1.7 In reactie op deze mail heeft de kantoorgenoot van verweerder op 23 juli 2015 te 12.03 uur gemaild:

“Geachte [klager], Het is ons onvoldoende duidelijk welke gegevens u van ons wilt ontvangen. Ik verzoek u vriendelijk om u voor de betreffende vragen/gegevens direct met de notaris te verstaan. U (althans uw zoon) heeft zijn contactgegevens. Wat betreft de betaling en het leggen van loonbeslag geldt dat er ter zitting (9 juli jl.) is aangegeven dat er binnen een week (uiterlijk 16 juli 2015) zou worden betaald. De gestelde termijn is niet gehaald. Vervolgens zou een en ander deze week zijn beslag krijgen. U heeft tot hedenmiddag 12.00 uur de tijd om betaling te effectueren. Ook deze termijn is niet gehaald. Er is thans geen reden voor cliënte om het treffen van verdere rechtsmaatregelen langer aan te houden. Op verzoek van cliënte zal ik de deurwaarder de instructie geven tot het leggen van loonbeslag zoals verzocht en verleend door de rechtbank.”
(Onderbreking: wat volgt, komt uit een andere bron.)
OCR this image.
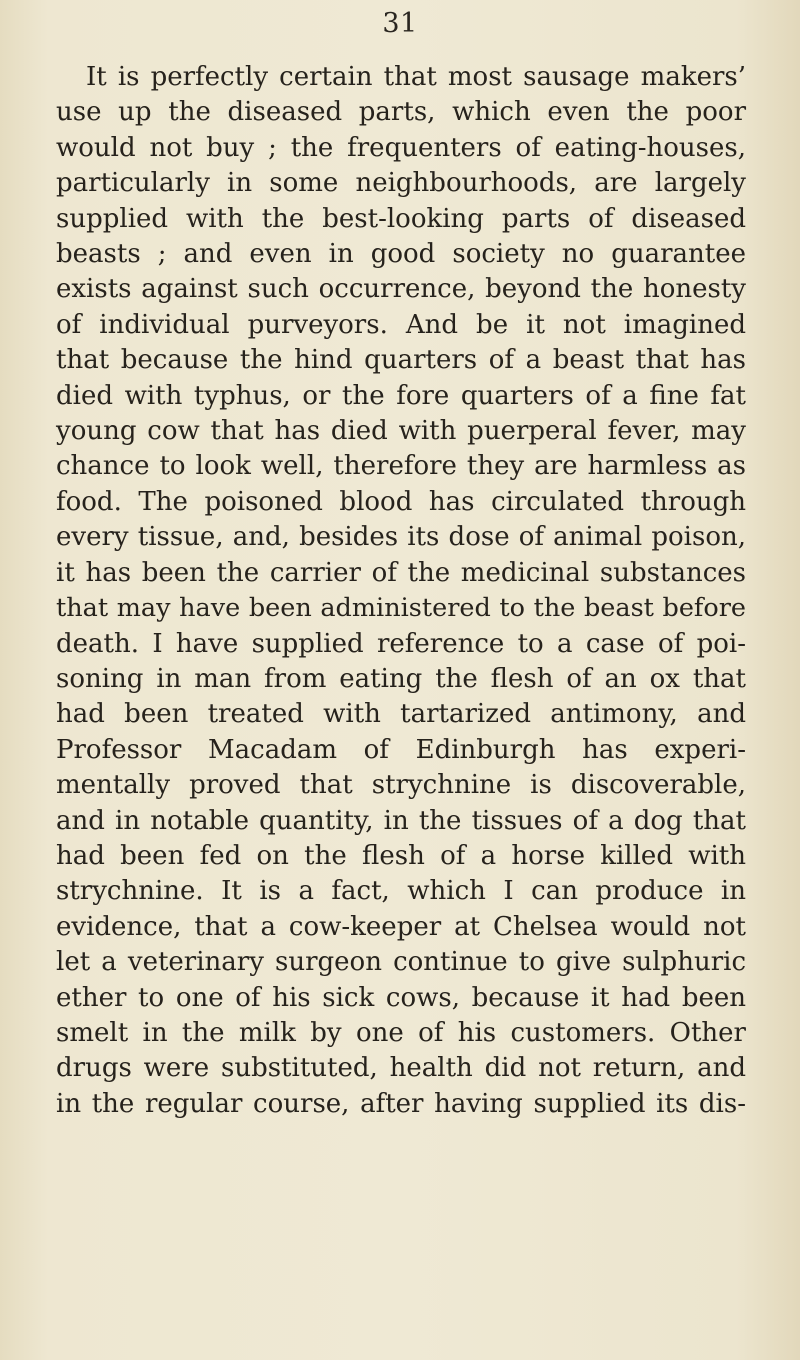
31
It is perfectly certain that most sausage makers’
use up the diseased parts, which even the poor
would not buy ; the frequenters of eating-houses,
particularly in some neighbourhoods, are largely
supplied with the best-looking parts of diseased
beasts ; and even in good society no guarantee
exists against such occurrence, beyond the honesty
of individual purveyors. And be it not imagined
that because the hind quarters of a beast that has
died with typhus, or the fore quarters of a fine fat
young cow that has died with puerperal fever, may
chance to look well, therefore they are harmless as
food. The poisoned blood has circulated through
every tissue, and, besides its dose of animal poison,
it has been the carrier of the medicinal substances
that may have been administered to the beast before
death. I have supplied reference to a case of poi-
soning in man from eating the flesh of an ox that
had been treated with tartarized antimony, and
Professor Macadam of Edinburgh has experi-
mentally proved that strychnine is discoverable,
and in notable quantity, in the tissues of a dog that
had been fed on the flesh of a horse killed with
strychnine. It is a fact, which I can produce in
evidence, that a cow-keeper at Chelsea would not
let a veterinary surgeon continue to give sulphuric
ether to one of his sick cows, because it had been
smelt in the milk by one of his customers. Other
drugs were substituted, health did not return, and
in the regular course, after having supplied its dis-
1.8 Op 24 juli 2015 is in opdracht van cliënte beslag gelegd op alle banktegoeden van klager en zijn echtgenote onder de [bank].

1.9 Bij brief van 26 juli 2015 heeft klager bij de deken een klacht ingediend over verweerder en de kantoorgenoot van verweerder.

1.10 Verweerder heeft in zijn reactie van 13 augustus 2015 aangegeven dat de kantoorgenoot van verweerder zijn werkzaamheden onder zijn verantwoordelijkheid heeft uitgevoerd.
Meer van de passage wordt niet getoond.